Battistella Marisa, Jandoc Racquel, Ng Jeremy Y, McArthur Eric, Garg Amit X
Department of Pharmacy, University Health Network, Toronto, Ontario, Canada.
Faculty of Pharmacy, University of Toronto, Ontario, Canada.
Can J Kidney Health Dis. 2018 Mar 13;5:2054358118760832. doi: 10.1177/2054358118760832. eCollection 2018.
Hemodialysis patients are at an increased risk of polypharmacy as they have the highest pill burden of all chronically ill patient populations, with an estimated average of 12 medications per day.
The aim of this study was to evaluate prescribing patterns of outpatient medications in patients receiving in-center hemodialysis. This was done to identify potential candidate medications for future quality improvement initiations to optimize prescribing.
We conducted a descriptive retrospective cross-sectional study in the province of Ontario, Canada, using several linked health care databases housed at the Institute for Clinical Evaluative Sciences (ICES).
We considered outpatient medications dispensed to patients eligible for the Ontario Drug Benefit program.
Patients were receiving chronic in-center hemodialysis at one of the 69 facilities in the province of Ontario, Canada as of October 1, 2013.
We assessed whether any of our 28 study medications of interest were recently dispensed (within the prior 120 days), the type of prescribing physician, and the associated medication costs. The 28 included medications of interest (ie, proton pump inhibitors, benzodiazepines) were selected because they may not have a true indication for dialysis patients and/or there are safety concerns with their use in this population. Results are presented as median (25th, 75th percentile).
We conducted this study at ICES according to a prespecified protocol approved by the Research Ethics Board at Sunnybrook Health Sciences Centre (Toronto, Ontario).
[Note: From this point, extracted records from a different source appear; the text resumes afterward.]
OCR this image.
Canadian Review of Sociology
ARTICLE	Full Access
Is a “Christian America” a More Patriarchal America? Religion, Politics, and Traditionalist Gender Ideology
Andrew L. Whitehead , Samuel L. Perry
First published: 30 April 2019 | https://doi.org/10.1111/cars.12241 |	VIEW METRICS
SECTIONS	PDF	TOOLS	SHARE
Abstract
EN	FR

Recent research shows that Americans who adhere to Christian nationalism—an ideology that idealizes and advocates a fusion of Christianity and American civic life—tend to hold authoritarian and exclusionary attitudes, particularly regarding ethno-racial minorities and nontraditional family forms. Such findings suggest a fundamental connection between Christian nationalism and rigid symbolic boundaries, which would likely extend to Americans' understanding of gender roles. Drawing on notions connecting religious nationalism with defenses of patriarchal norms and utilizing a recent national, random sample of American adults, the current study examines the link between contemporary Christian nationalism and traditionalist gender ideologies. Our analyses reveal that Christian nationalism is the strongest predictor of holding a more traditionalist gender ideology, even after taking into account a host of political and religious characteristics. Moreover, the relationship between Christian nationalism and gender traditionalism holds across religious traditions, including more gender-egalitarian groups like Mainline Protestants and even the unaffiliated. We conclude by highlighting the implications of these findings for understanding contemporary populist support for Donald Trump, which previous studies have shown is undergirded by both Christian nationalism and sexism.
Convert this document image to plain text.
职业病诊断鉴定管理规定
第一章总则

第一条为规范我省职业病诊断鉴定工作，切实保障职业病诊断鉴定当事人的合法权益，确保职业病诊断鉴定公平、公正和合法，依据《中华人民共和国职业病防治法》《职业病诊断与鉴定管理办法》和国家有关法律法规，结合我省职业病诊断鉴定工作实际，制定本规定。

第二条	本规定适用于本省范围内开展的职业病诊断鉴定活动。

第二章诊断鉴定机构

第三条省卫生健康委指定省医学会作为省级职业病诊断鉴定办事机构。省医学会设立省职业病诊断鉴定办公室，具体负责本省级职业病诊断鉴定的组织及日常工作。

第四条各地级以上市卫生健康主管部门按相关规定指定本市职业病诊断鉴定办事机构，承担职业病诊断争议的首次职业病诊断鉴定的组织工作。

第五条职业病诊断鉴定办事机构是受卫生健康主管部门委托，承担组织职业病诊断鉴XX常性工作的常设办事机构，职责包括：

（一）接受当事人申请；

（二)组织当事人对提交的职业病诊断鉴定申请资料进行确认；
A total of 3094 patients on chronic in-center hemodialysis received a study drug of interest (age: 76.5 years [SD: 7.3]), 44% women). Patients were dispensed 11 (8, 14) unique medication products with more than two-thirds of patients dispensed 9 or more different medications. The median number of annual health care visits was 7 (3-15) with more than half the cohort receiving prescriptions from 3 or more specialists. The 10 most commonly dispensed study medications cost more than 3 million dollars in direct costs in 1 year.
Our study was also subjected to some limitations of health care databases.
Polypharmacy is frequent in in-center hemodialysis patients. To decrease polypharmacy and its associated negative outcomes, health care providers need to implement tools to optimize medication use and deprescribe medications that lack evidence for efficacy and safety in hemodialysis patients. Therefore, strategies to improve prescribing and discontinue ineffective medications warrant testing for better patient outcomes and reduced health care costs.
血液透析患者多重用药风险增加,因为在所有慢性病患者群体中他们的用药负担最重,估计平均每天服用12种药物。
本研究旨在评估接受中心血液透析患者的门诊用药处方模式。这样做是为了确定未来质量改进举措的潜在候选药物,以优化处方。
我们在加拿大安大略省进行了一项描述性回顾性横断面研究,使用了临床评估科学研究所(ICES)保存的多个相关医疗保健数据库。
我们考虑了发放给符合安大略药物福利计划资格患者的门诊药物。
截至2013年10月1日,患者在加拿大安大略省69家医疗机构之一接受慢性中心血液透析。
我们评估了我们感兴趣的28种研究药物中是否有任何一种最近(在过去120天内)被配药、开处方医生的类型以及相关药物成本。选择这28种感兴趣的药物(即质子泵抑制剂、苯二氮䓬类药物)是因为它们可能对透析患者没有真正的适应证,和/或在该人群中使用存在安全问题。结果以中位数(第25百分位数,第75百分位数)表示。
我们按照桑尼布鲁克健康科学中心(安大略省多伦多)研究伦理委员会批准的预先指定方案在ICES进行了这项研究。
共有3094名接受慢性中心血液透析的患者服用了一种感兴趣的研究药物(年龄:76.5岁[标准差:7.3],44%为女性)。患者配到了11种(8种,14种)不同的药物产品,超过三分之二的患者配到了9种或更多不同药物。每年医疗就诊的中位数次数为7次(3 - 15次),超过一半的队列患者从3名或更多专科医生处获得处方。10种最常配药的研究药物在1年中的直接成本超过300万美元。
我们的研究也受到医疗保健数据库的一些局限性的影响。
中心血液透析患者中多重用药很常见。为了减少多重用药及其相关负面结果,医疗保健提供者需要实施工具来优化药物使用,并停用在血液透析患者中缺乏疗效和安全性证据的药物。因此,改善处方和停用无效药物的策略值得进行测试,以实现更好的患者结局并降低医疗保健成本。